Rotating beam fatigue tests and stair case tests:

Several samples A and B were tested at a constant stress level of 1060 MPa and stair-cases were produced. The results from the tests are illustrated by FIGS. 1 and 2. From the tests and the results it is concluded that the median life at the constant stress tests is at least five times higher for the samples B according to the invention compared to the comparative samples A.

Stair case tests of samples A and B, as illustrated in FIG. 2, show a significant improvement in the fatigue limit when samples B according to the invention are compared to comparative samples A.

It is evident from the tests that the a bearing steel with the chemical composition according to samples B in table 1 results in considerably improved properties including improved fatigue strength. For example it was concluded that the low amounts of phosphorous had a beneficial effect on the improved fatigue strength.

According to one embodiment of the invention, the bearing steel may comprise 0.9 to 1.1 percent by weight of carbon, 0.004-0.007 percent by weight of phosphorous, 0.5 to 0.7 percent by weight of molybdenum, and optionally other alloying element(s); the balance being iron, or iron and impurities. Such a bearing steel results in high fatigue strength.

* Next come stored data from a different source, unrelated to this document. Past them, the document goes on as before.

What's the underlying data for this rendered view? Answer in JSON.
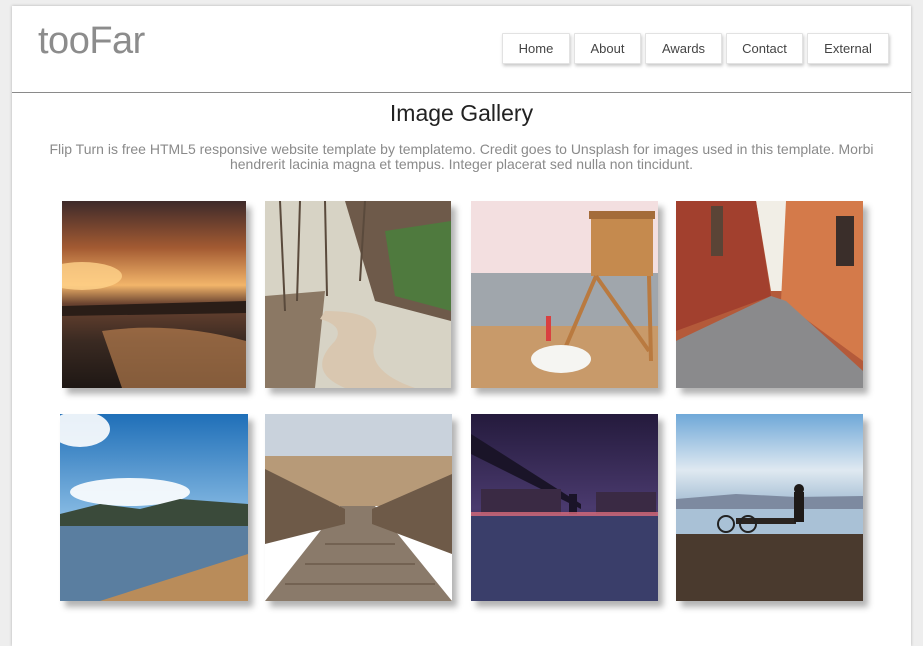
{
  "brand": {
    "logo": "tooFar"
  },
  "nav": {
    "items": [
      {
        "label": "Home"
      },
      {
        "label": "About"
      },
      {
        "label": "Awards"
      },
      {
        "label": "Contact"
      },
      {
        "label": "External"
      }
    ]
  },
  "gallery": {
    "title": "Image Gallery",
    "description": "Flip Turn is free HTML5 responsive website template by templatemo. Credit goes to Unsplash for images used in this template. Morbi hendrerit lacinia magna et tempus. Integer placerat sed nulla non tincidunt.",
    "images": [
      {
        "name": "beach-sunset-image"
      },
      {
        "name": "forest-road-image"
      },
      {
        "name": "lifeguard-tower-image"
      },
      {
        "name": "alley-street-image"
      },
      {
        "name": "mountain-lake-image"
      },
      {
        "name": "boardwalk-image"
      },
      {
        "name": "night-bridge-image"
      },
      {
        "name": "bicycle-shore-image"
      }
    ]
  },
  "colors": {
    "background": "#eeeeee",
    "logo": "#8c8c8c",
    "divider": "#8a8a8a",
    "text_muted": "#8a8a8a"
  }
}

According to another embodiment of the invention, the bearing steel may comprise 0.9 to 1.1 percent by weight of carbon, 0.004-0.007 percent by weight of phosphorous, 0.5 to 0.7 percent by weight of molybdenum, 0.002 to 0.016 percent by weight of S, and optionally other alloying element(s); the balance being iron, or iron and impurities. Such a bearing steel results in high fatigue strength.

Claims

1. A bearing steel comprising at least 0.6 percent by weight of carbon, no more than 0.007 percent by weight of phosphorous, with the balance being other alloy elements and one of iron, or iron and impurities.

2. The bearing steel according to claim 1 wherein the amount of phosphorous is 0.007 percent by weight.

3. The bearing steel according to claim 1, wherein the amount of carbon is 0.6 to 1.5 percent by weight.

4. The bearing steel according to claim 3, wherein the amount of carbon is 0.8 to 1.1 percent by weight.

5. The bearing steel according to claim 1, further comprising sulphur in an amount of no more than 0.02 percent by weight as alloying element.

6. The bearing steel according to claim 1, further comprising aluminium in an amount of no less than 0.015 percent by weight or above, as alloying element.

7. The bearing steel according to claim 1, further comprising molybdenum in an amount of 0.1 to 0.7 percent by weight as alloying element.

8. The bearing steel according to claim 1, comprising 0.9 to 1.1 percent by weight of carbon, 0.003 to 0.007 percent by weight of phosphorous, 0.5 to 0.7 percent by weight of molybdenum, 0.002 to 0.016 percent by weight of sulphur.

9. The bearing steel according to claim 1 wherein the bearing steel has a bainitic structure.

10. The bearing steel according to claim 1, wherein the alloying element(s) are selected from the group consisting of Si, Mn, S, Cr, Ni, Mo, V, and Al.

11. A bearing comprising bearing steel having at least 0.6 percent by weight of carbon, no more than 0.007 percent by weight of phosphorous, with the balance being other alloy elements and one of iron, or iron and impurities.

12. The bearing according to claim 11, wherein the bearing has a material thickness of 45 mm or below.

13. The bearing according to claim 11, wherein the bearing has a material thickness of no less than 45 mm.

14. The bearing steel according to claim 1 wherein the amount of phosphorous is in the range of 0.004 to 0.007 percent by weight.

15. The bearing steel according to claim 1, further comprising sulphur in the amount of 0.002 to 0.016 percent by weight, as an alloying element.

16. The bearing steel according to claim 1, further comprising molybdenum in an amount of 0.4 to 0.7 percent by weight as an alloying element.

17. The bearing steel according to claim 1, further comprising molybdenum in an amount of no less than 0.5 and up to 0.6 percent by weight as an alloying element.

18. The bearing according to claim 11, wherein the bearing has a material thickness of 15 to 45 mm.

19. The bearing according to claim 11, wherein the bearing has a material thickness of 45 to 80 mm.